En dehors de la jouissance morbide de la vie (l'oncle qui profite de sa servante boiteuse) ou de la religion qui ne croit finalement que peu en la valeur du vécu, la magie et tout particulièrement le cinéma apparaissent alors comme seules véritables parois contre la mort: c'est la jeunesse, et la magie qui protègent Alexandre de ses peurs.
Pour autant, Bergman ne verse pas directement dans une mise en scène fantaisiste ou dans un merveilleux gratuit. Il y a bien de la féerie dans certaines scènes, mais se démarque au contraire une ambiance morbide: un cri déchirant dans la nuit, une silhouette que l'on voit déambuler sans fin dans l'entrebâillement d'une porte, des notes de pianos oniriques mais aussi anxiogènes. Bergman construit sa mise en scène, ponctuée de coupes brutales (sûrement causées par le montage à la truelle de cette version courte, mais qui n'est étrangement pas à son détriment) qui mêlent la mort à la vie en un clin d’œil, non pas pour appuyer directement la magie de son film, mais davantage pour la mettre en relief face à son austérité: Alexandre projetant sa féerie sur le mur, c'est alors le négatif d'Ingmar filmant son drame.
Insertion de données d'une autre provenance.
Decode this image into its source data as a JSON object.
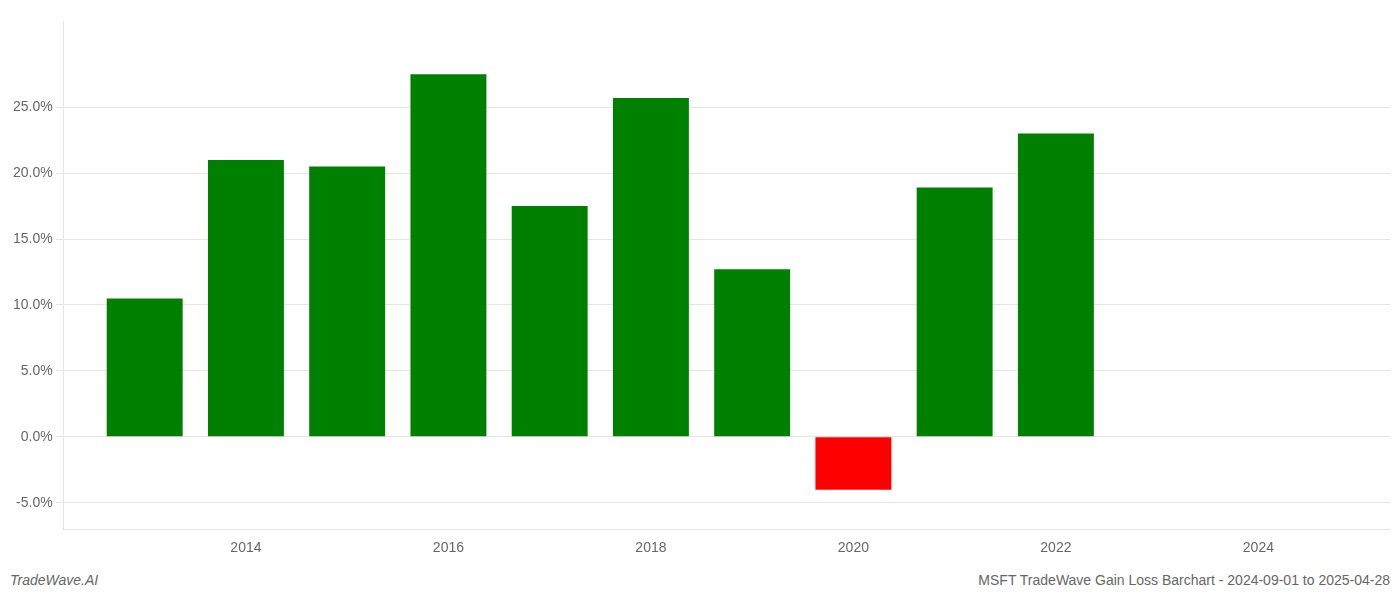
{
  "chart_data": {
    "type": "bar",
    "x": [
      2013,
      2014,
      2015,
      2016,
      2017,
      2018,
      2019,
      2020,
      2021,
      2022
    ],
    "values": [
      0.105,
      0.21,
      0.205,
      0.275,
      0.175,
      0.257,
      0.127,
      -0.04,
      0.189,
      0.23
    ],
    "colors": [
      "#008000",
      "#008000",
      "#008000",
      "#008000",
      "#008000",
      "#008000",
      "#008000",
      "#ff0000",
      "#008000",
      "#008000"
    ],
    "xlim": [
      2012.2,
      2025.3
    ],
    "xticks": [
      2014,
      2016,
      2018,
      2020,
      2022,
      2024
    ],
    "ylim": [
      -0.07,
      0.315
    ],
    "yticks": [
      {
        "value": -0.05,
        "label": "-5.0%"
      },
      {
        "value": 0.0,
        "label": "0.0%"
      },
      {
        "value": 0.05,
        "label": "5.0%"
      },
      {
        "value": 0.1,
        "label": "10.0%"
      },
      {
        "value": 0.15,
        "label": "15.0%"
      },
      {
        "value": 0.2,
        "label": "20.0%"
      },
      {
        "value": 0.25,
        "label": "25.0%"
      }
    ],
    "grid": true,
    "annotations": [
      "TradeWave.AI",
      "MSFT TradeWave Gain Loss Barchart - 2024-09-01 to 2025-04-28"
    ]
  }
}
Mais lorsque le film s'achève par la grand-mère, figure maternelle et symbole de la sagesse familiale qui guide tout le film, réconfortant Alexandre sur l'étendue de son imagination (cela semble niais ici, mais il faut le voir pour croire en la beauté du moment), une chose est certaine: Fanny et Alexandre est bien le film le plus optimiste de Bergman, puisqu'il signe, en toute modestie, pour une fois, la victoire, illusoire, certes, mais la belle victoire tout de même, de la vie, sur la mort. Pour une fois celle-ci n'aura pas gagné la partie d'échecs, et dans l'esprit du spectateur au moins, le petit Alexandre restera à jamais cet enfant s'émerveillant devant les images projetées par sa lanterne magique.